The recent clamor over media revelations about two priests whose abuse cases were adjudicated under Ratzinger's watch have led two of the three panel members who met with Ratzinger to reconsider their views.

"I felt, as did some of the other members, that he would be 'on' this issue," said Illinois Supreme Court Justice Anne Burke, a panel member from 2002 through 2005. "So for me to be reading this ... has been very disheartening."

Three weeks ago, a German newspaper revealed that in 1980, church authorities in the Archdiocese of Munich and Freising, where Ratzinger was archbishop, had let a molester of children return to ministry after therapy. The priest later molested again.

Then, The New York Times reported an elderly priest from Milwaukee who had abused scores of deaf children was spared a canonical trial after pleading with Ratzinger in May 1998 to let him die as a priest. (He died four months later.)

"What is coming out now is enormously troubling," said Washington power attorney Robert Bennett. "I'm enormously disappointed that this is such a worldwide problem."

The U.S. scandal centered on revelations that bishops covered up for priests who had sexually abused minors by failing to report the crimes to law enforcement and not telling their new parishioners about their pasts.

Starting in 2001, Ratzinger, as prefect for the Congregation for the Doctrine of the Faith, reviewed each case file of every priest facing accusations. So when Burke, Bennett and newspaper publisher William Burleigh met with Ratzinger on Jan. 25, 2004, across from him and six staff members in his Vatican office, they were probably talking to the best informed person anywhere on the issue.

The three of them, representing the panel, described the scope of the problem in the United States.

"We spent ... almost 2 1/2 hours with him," Burke said, "and discussed every aspect of the sex-abuse crisis in America: the cases pending, cases that would be coming, the obstructionist attitude of some of the bishops in the U.S. [keeping us from] getting information and proceeding."

In the months afterward, the Vatican announced an extensive review of U.S. seminaries, which the trio had discussed with him, Burke said.
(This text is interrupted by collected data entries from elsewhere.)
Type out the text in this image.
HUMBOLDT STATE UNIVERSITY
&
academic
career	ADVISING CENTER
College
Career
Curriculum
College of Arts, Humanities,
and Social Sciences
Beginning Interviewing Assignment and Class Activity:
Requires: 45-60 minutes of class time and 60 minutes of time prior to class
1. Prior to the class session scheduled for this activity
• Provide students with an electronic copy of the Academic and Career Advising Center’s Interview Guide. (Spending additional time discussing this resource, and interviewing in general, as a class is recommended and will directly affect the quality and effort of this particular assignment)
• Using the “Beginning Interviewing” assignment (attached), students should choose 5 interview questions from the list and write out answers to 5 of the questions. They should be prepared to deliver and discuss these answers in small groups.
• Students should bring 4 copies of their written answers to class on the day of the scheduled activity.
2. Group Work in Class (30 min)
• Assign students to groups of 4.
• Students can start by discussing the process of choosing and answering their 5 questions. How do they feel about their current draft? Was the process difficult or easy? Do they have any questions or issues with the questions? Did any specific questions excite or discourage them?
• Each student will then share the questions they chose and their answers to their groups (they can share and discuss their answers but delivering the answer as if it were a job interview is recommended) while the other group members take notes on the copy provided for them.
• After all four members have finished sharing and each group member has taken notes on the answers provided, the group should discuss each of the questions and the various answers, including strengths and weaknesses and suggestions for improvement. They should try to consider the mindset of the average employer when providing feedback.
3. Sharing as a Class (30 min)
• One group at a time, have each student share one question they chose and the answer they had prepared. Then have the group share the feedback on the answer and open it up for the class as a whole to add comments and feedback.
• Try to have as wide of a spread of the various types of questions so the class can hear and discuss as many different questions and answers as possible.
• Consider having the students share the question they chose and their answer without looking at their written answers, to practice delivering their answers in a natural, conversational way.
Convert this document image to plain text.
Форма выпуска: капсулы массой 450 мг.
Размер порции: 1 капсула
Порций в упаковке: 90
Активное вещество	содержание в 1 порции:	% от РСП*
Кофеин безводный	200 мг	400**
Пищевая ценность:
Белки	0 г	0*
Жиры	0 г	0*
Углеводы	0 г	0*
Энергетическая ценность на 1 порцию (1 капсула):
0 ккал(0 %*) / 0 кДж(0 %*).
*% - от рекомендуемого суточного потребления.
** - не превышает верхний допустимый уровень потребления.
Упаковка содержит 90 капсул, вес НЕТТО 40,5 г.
And Ratzinger urged American bishops to collaborate with neighboring bishops on procedures for dealing with sex abuse rather than working entirely on their own, a subject the American visitors had also discussed, Burke said.

At the meeting, "there was no indication that he would be the next pope," Burke said. "But my hope was, because he was in a position to actually effect change and bring something about, it gave us hope. And then when he did become pope I was ecstatic."

The Vatican says the recent criticism is undeserved. It says Vatican officials didn't learn of the Milwaukee abuse until decades after it started, because three different Milwaukee bishops failed to report it sooner. And Ratzinger's underling when he served in Munich in the 1970s says he reinstated the abusive priest without telling Ratzinger.

Burleigh, the former president of E.W Scripps Co., owner of a chain of American newspapers, said he is inclined to believe the Vatican explanation.

"I think he's getting a bum rap on a lot of things," he said of the pope. "I'm just not very quick to jump to the judgment that a lot of people want to seem to jump to at the moment. A lot of things, we don't know."

But Burke said she has wondered whether Ratzinger, decades ago, was as negligent as other bishops who in the past heeded advice from lawyers and psychologists that abusive priests could simply be reassigned. Bishops have since said they simply hadn't understood the nature of sex abuse. Since 2002, a zero-tolerance policy in place in U.S. dioceses has permanently barred from ministry any priest found to have molested a single minor.

"As time goes on," Burke said, "there is no reason for me to think he wouldn't have acted that way. Because that was the culture. They all did it."

She said she was more disturbed with the report that his Vatican office stopped canonical proceedings against the Wisconsin priest due to his illness and the age of the case.

"If your brother-in-law committed this crime," she said, "he'd be sent to jail in two seconds."